At the end of the MPC meeting, the committee decided by a vote of seven members to retain the MPR at 14 per cent. However, three of the seven members voted to raise Cash Reserve Requirement by 150 basis points. The other three members voted to raise the MPR by 25 basis points.
The MPC retained the MPR at 14 per cent, retained the Asymetric Corridor at +200 and -500 basis points around the MPR, retained the CRR at 22.5 per cent.
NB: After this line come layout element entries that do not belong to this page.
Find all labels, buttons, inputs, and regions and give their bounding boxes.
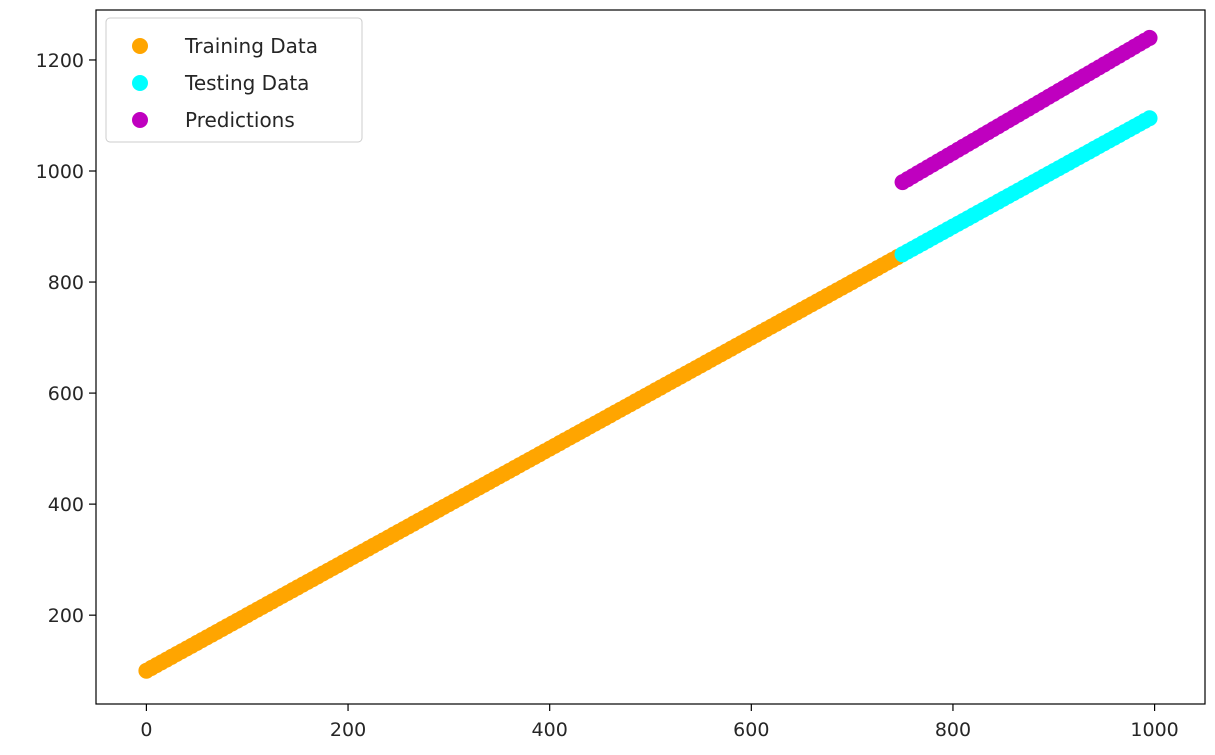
plot-frame [95,9,1206,705]
legend-label-testing: Testing Data [184,71,309,95]
data-point [1141,110,1158,127]
y-tick-label: 400 [48,494,84,516]
legend: Training Data Testing Data Predictions [105,17,363,143]
data-point [1141,29,1158,46]
legend-marker-training [132,38,148,54]
x-axis: 0 200 400 600 800 1000 [140,704,1179,741]
y-tick-label: 800 [48,272,84,294]
x-tick-label: 1000 [1130,719,1178,741]
series-testing-data [894,110,1158,263]
y-tick-label: 200 [48,605,84,627]
y-tick-label: 1000 [36,161,84,183]
series-training-data [138,249,906,679]
x-tick-label: 200 [330,719,366,741]
x-tick-label: 400 [532,719,568,741]
x-tick-label: 0 [140,719,152,741]
x-tick-label: 600 [733,719,769,741]
y-tick-label: 600 [48,383,84,405]
legend-marker-testing [132,75,148,91]
legend-marker-predictions [132,112,148,128]
data-points [138,29,1158,679]
series-predictions [894,29,1158,191]
legend-label-predictions: Predictions [185,108,295,132]
y-tick-label: 1200 [36,50,84,72]
y-axis: 200 400 600 800 1000 1200 [36,50,96,627]
legend-label-training: Training Data [184,34,318,58]
x-tick-label: 800 [935,719,971,741]
legend-box [105,17,363,143]
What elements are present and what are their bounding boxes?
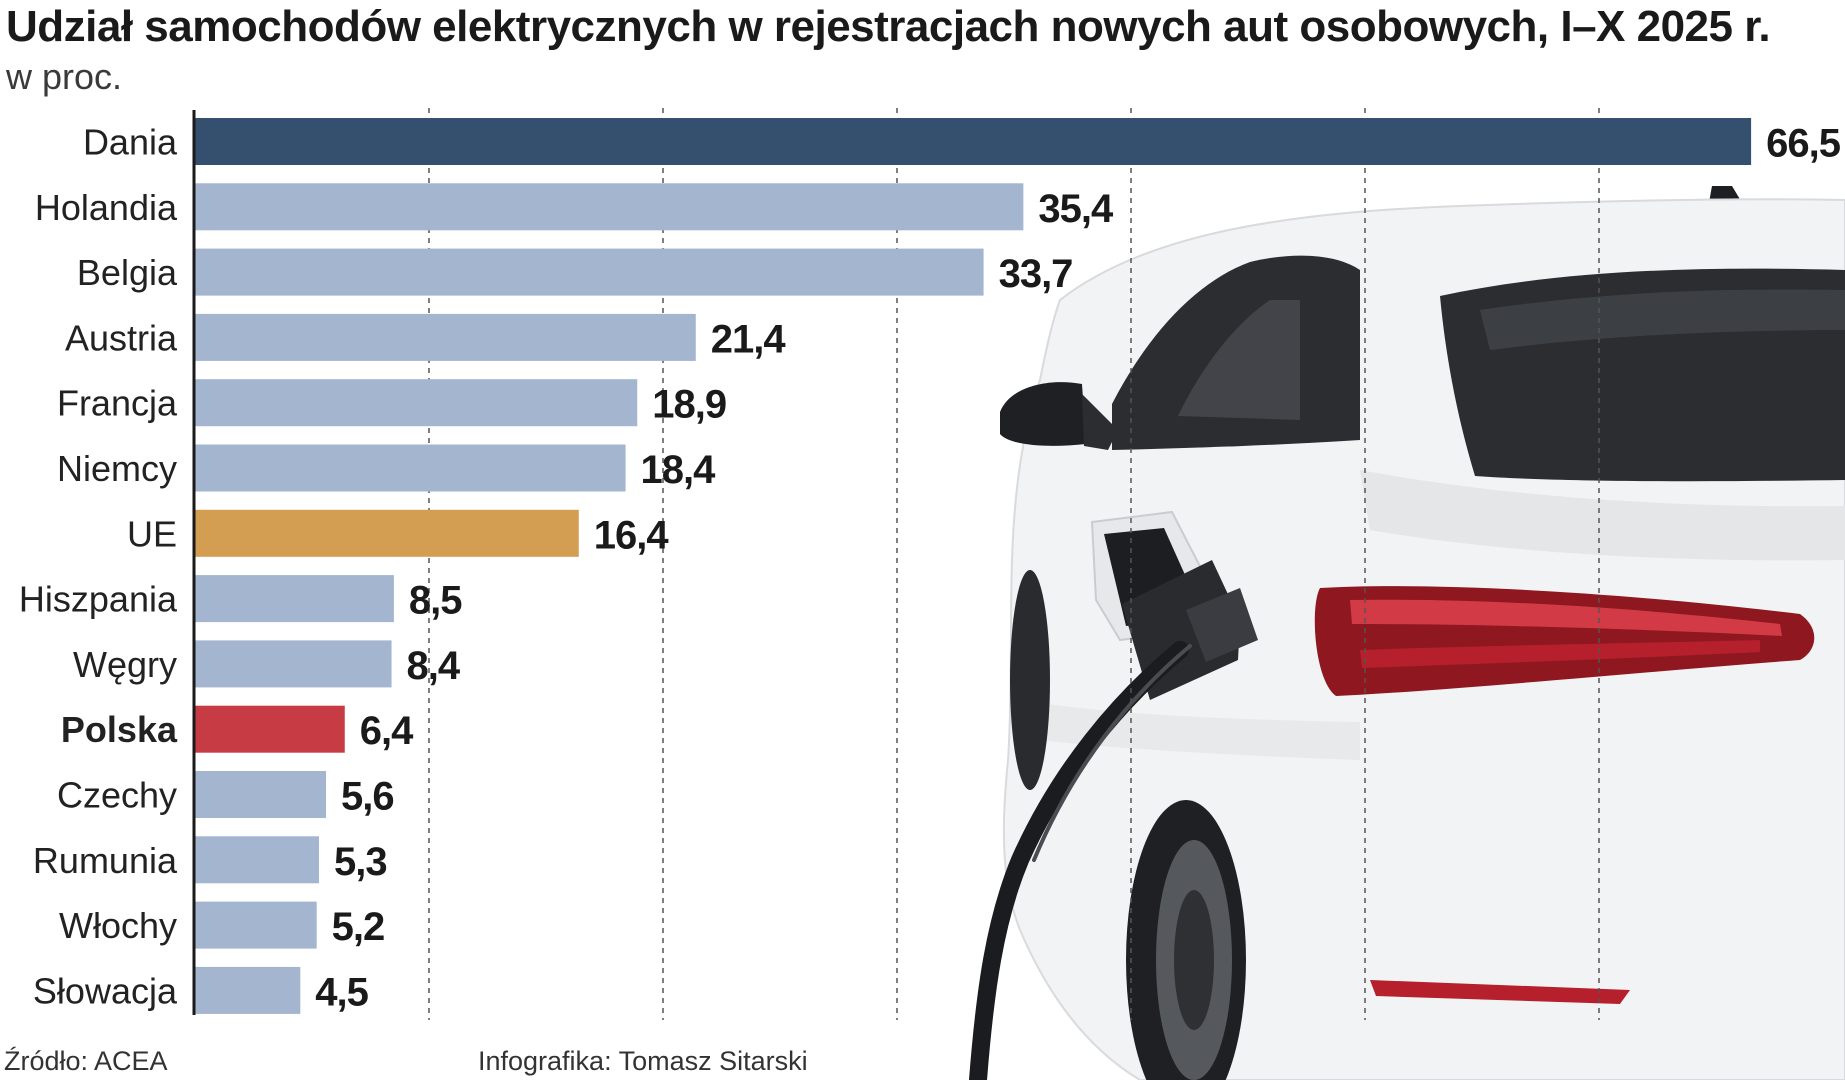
value-label-czechy: 5,6 — [341, 775, 394, 819]
bar-czechy — [195, 771, 327, 818]
bar-slowacja — [195, 966, 301, 1014]
value-label-slowacja: 4,5 — [315, 970, 368, 1014]
bar-wegry — [195, 640, 392, 688]
category-label-wegry: Węgry — [73, 644, 177, 685]
bar-dania — [195, 118, 1752, 165]
category-label-holandia: Holandia — [35, 187, 178, 228]
category-label-wlochy: Włochy — [59, 905, 177, 946]
value-label-hiszpania: 8,5 — [409, 579, 462, 623]
category-label-slowacja: Słowacja — [33, 970, 178, 1011]
category-label-francja: Francja — [57, 383, 178, 424]
bar-austria — [195, 313, 696, 361]
bar-francja — [195, 379, 638, 427]
bar-ue — [195, 509, 579, 557]
category-label-czechy: Czechy — [57, 775, 177, 816]
value-label-wlochy: 5,2 — [332, 905, 385, 949]
value-label-wegry: 8,4 — [407, 644, 461, 688]
value-label-niemcy: 18,4 — [641, 448, 717, 492]
bar-rumunia — [195, 836, 320, 884]
category-label-austria: Austria — [65, 317, 178, 358]
credit-note: Infografika: Tomasz Sitarski — [478, 1046, 808, 1076]
category-label-hiszpania: Hiszpania — [19, 579, 178, 620]
value-label-austria: 21,4 — [711, 317, 787, 361]
value-label-polska: 6,4 — [360, 709, 414, 753]
source-note: Źródło: ACEA — [4, 1046, 168, 1076]
value-label-ue: 16,4 — [594, 513, 670, 557]
category-label-polska: Polska — [61, 709, 178, 750]
car-charging-illustration — [969, 186, 1845, 1080]
value-label-holandia: 35,4 — [1038, 187, 1114, 231]
category-label-rumunia: Rumunia — [33, 840, 178, 881]
bar-niemcy — [195, 444, 626, 492]
category-label-ue: UE — [127, 513, 177, 554]
bar-polska — [195, 705, 345, 753]
chart-subtitle: w proc. — [6, 56, 123, 97]
bar-hiszpania — [195, 575, 394, 623]
value-label-francja: 18,9 — [652, 383, 726, 427]
chart-title: Udział samochodów elektrycznych w rejest… — [6, 2, 1771, 51]
bar-wlochy — [195, 901, 317, 949]
value-label-rumunia: 5,3 — [334, 840, 387, 884]
value-label-belgia: 33,7 — [999, 252, 1073, 296]
bar-belgia — [195, 248, 984, 296]
category-label-dania: Dania — [83, 122, 178, 163]
category-label-niemcy: Niemcy — [57, 448, 177, 489]
bar-holandia — [195, 183, 1024, 231]
value-label-dania: 66,5 — [1766, 122, 1841, 166]
category-label-belgia: Belgia — [77, 252, 178, 293]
However, other members believed that the CRR should be raised to 24 per cent, which actually signaled that they preferred to tighten and to retain the liquidity ratio at 30 per cent.
Before arriving at this decision, the committee identified two likely policy options: tightening or maintaining the status quo ante.
By tightening, it would have tamed inflationary measure, tamed the reversal of portfolio capital, improved the external reserves position and any other position and maintained stability in the foreign exchange market.
Conversely, the committee noted that raising rate would further weaken growth, as credit would become more expensive, non-performing loan will increase further, leading to a deceleration in output.
“In the committee’s opinion, the upward adjustment would not only signal the bank’s commitment to price stability but also its desire to maintain all policy interest rate,” Emefiele said.
A decision to hold all policy parameter, however “will sustain natural improvement in output growth,” Emefiele said, adding: “There is need to maintain the current policy stance and await a clearer understanding of the quantum and timing of liquidity injection into the economy before deciding on possible adjustment.